There are two ways to track this.
- Qualitatively: You perceive that something’s going on, but you don’t have a way to quantify it with hard data. For example:
- Spoons theory: This falls in the mental health space. We wake up with a certain number of spoons (think of them as motivators). When we’re low on spoons, nothing can replenish them. Not grabbing a latte. Not taking a nap. Not zoning out on Bridgerton for an hour. Sometimes, you just don’t have any spoons (or as some say, zero you-know-whats) left to give that day. Or that week. Or that month. When clients are out of spoons, they look at a project and say, I just can’t. And there’s nothing you can do to move that needle.
- Decision fatigue: Who among us hasn’t had a day when you simply refuse to “adult.” That’s decision fatigue. The worst thing you can do for clients in this state is give them too many choices. They just can’t. Limit their options to ONLY the best recommended fit and PITCH LIVE, not via email, which they may not even decide to open. Walk them through making a decision.

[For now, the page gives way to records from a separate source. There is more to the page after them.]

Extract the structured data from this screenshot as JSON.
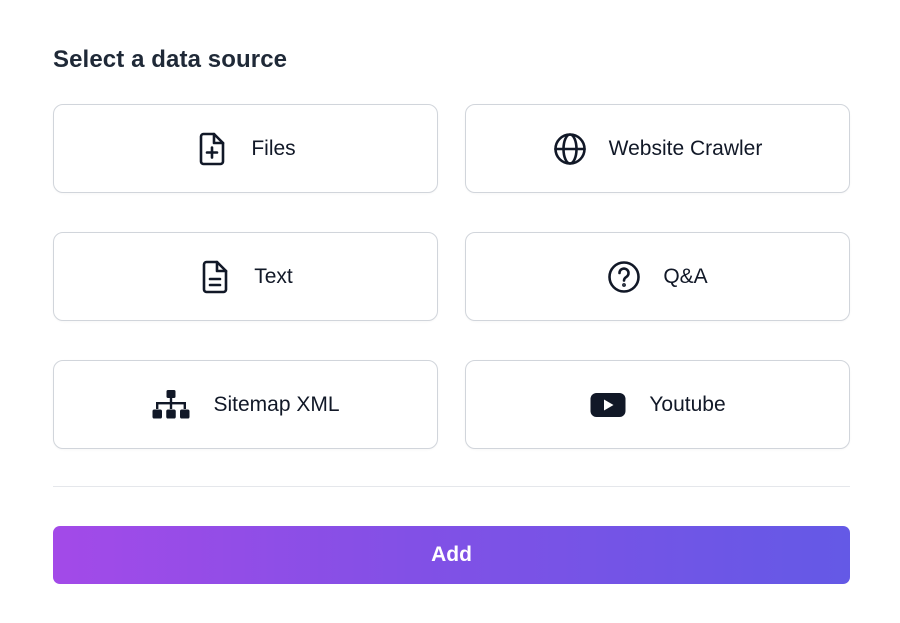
{
  "dialog": {
    "title": "Select a data source",
    "add_label": "Add"
  },
  "sources": [
    {
      "label": "Files",
      "icon": "file-plus-icon"
    },
    {
      "label": "Website Crawler",
      "icon": "globe-icon"
    },
    {
      "label": "Text",
      "icon": "document-text-icon"
    },
    {
      "label": "Q&A",
      "icon": "question-circle-icon"
    },
    {
      "label": "Sitemap XML",
      "icon": "sitemap-icon"
    },
    {
      "label": "Youtube",
      "icon": "youtube-icon"
    }
  ],
  "colors": {
    "text": "#111827",
    "border": "#d1d5db",
    "gradient_start": "#a34ae8",
    "gradient_end": "#6459e6"
  }
}
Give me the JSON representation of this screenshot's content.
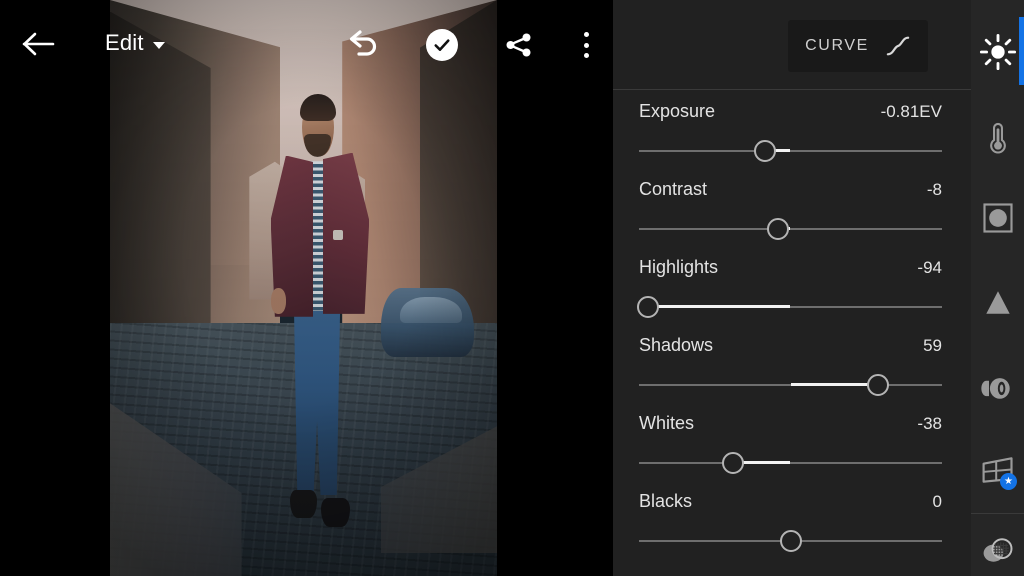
{
  "app": {
    "screen_title": "Edit",
    "background": "#000000",
    "panel_bg": "#212121",
    "sidebar_bg": "#262626",
    "accent": "#1473e6"
  },
  "topbar": {
    "back_icon": "back-arrow-icon",
    "title": "Edit",
    "title_caret_icon": "chevron-down-icon",
    "undo_icon": "undo-icon",
    "confirm_icon": "check-icon",
    "share_icon": "share-icon",
    "more_icon": "more-vertical-icon"
  },
  "panel": {
    "curve_button": {
      "label": "CURVE",
      "icon": "tone-curve-icon"
    },
    "sliders": [
      {
        "name": "Exposure",
        "value": "-0.81EV",
        "pos": 41.7,
        "center": 50.0
      },
      {
        "name": "Contrast",
        "value": "-8",
        "pos": 45.8,
        "center": 50.0
      },
      {
        "name": "Highlights",
        "value": "-94",
        "pos": 3.0,
        "center": 50.0
      },
      {
        "name": "Shadows",
        "value": "59",
        "pos": 78.8,
        "center": 50.0
      },
      {
        "name": "Whites",
        "value": "-38",
        "pos": 31.0,
        "center": 50.0
      },
      {
        "name": "Blacks",
        "value": "0",
        "pos": 50.0,
        "center": 50.0
      }
    ]
  },
  "sidebar": {
    "items": [
      {
        "name": "light-panel",
        "icon": "sun-icon",
        "selected": true,
        "badge": ""
      },
      {
        "name": "color-panel",
        "icon": "thermometer-icon",
        "selected": false,
        "badge": ""
      },
      {
        "name": "effects-panel",
        "icon": "effects-icon",
        "selected": false,
        "badge": ""
      },
      {
        "name": "detail-panel",
        "icon": "detail-triangle-icon",
        "selected": false,
        "badge": ""
      },
      {
        "name": "optics-panel",
        "icon": "lens-icon",
        "selected": false,
        "badge": ""
      },
      {
        "name": "geometry-panel",
        "icon": "geometry-icon",
        "selected": false,
        "badge": "star"
      },
      {
        "name": "healing-panel",
        "icon": "healing-brush-icon",
        "selected": false,
        "badge": ""
      }
    ]
  },
  "photo": {
    "alt_name": "street-photo-man-walking"
  }
}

- Protect and preserve: If all of a sudden you see a client pull back, they may be thinking, if I don’t move, everything will be ok. Their risk tolerance goes down. Their instinct is to protect and preserve what they already have. And they’re not in a space for growth or taking on one more thing. In this case, offer high-touch support and present a phased approach with a next safe step to minimize perceived risk. When their risk tolerance goes up because you’ve mitigated it, you can work toward a longer contract with a higher price point.
- Quantitatively: You have the numbers to show what’s different, off, or not doing what you expect. For example:
- Cash flow and capital: If the client’s aversion is financial, take a phased approach versus pitching an all-inclusive contract. Triage their issues rather than tackling the big picture. Scale down your offerings in levels of workload on your part. Offer do-it-yourself programs instead of do-it-with-you or do-it-for-you options.
- Time/capacity: In this case, you want to scale UP offerings in levels of workload on your part to take the burden off the client. Offer intensive and focused projects (think do-it-with-you or do-it-for-you) that can be finished in short bursts rather than in long, drawn-out periods.
- Talent/capability: For clients who want to bring a capability in-house, outsource it to overseas, or use tech and AI integration, build an offer that trains that capability then supervises and maintains it. It’s expensive to train new people in our new world of revolving-door employment, and AI has a steep learning curve. This approach gives the client stability and redundancy to keep their business going.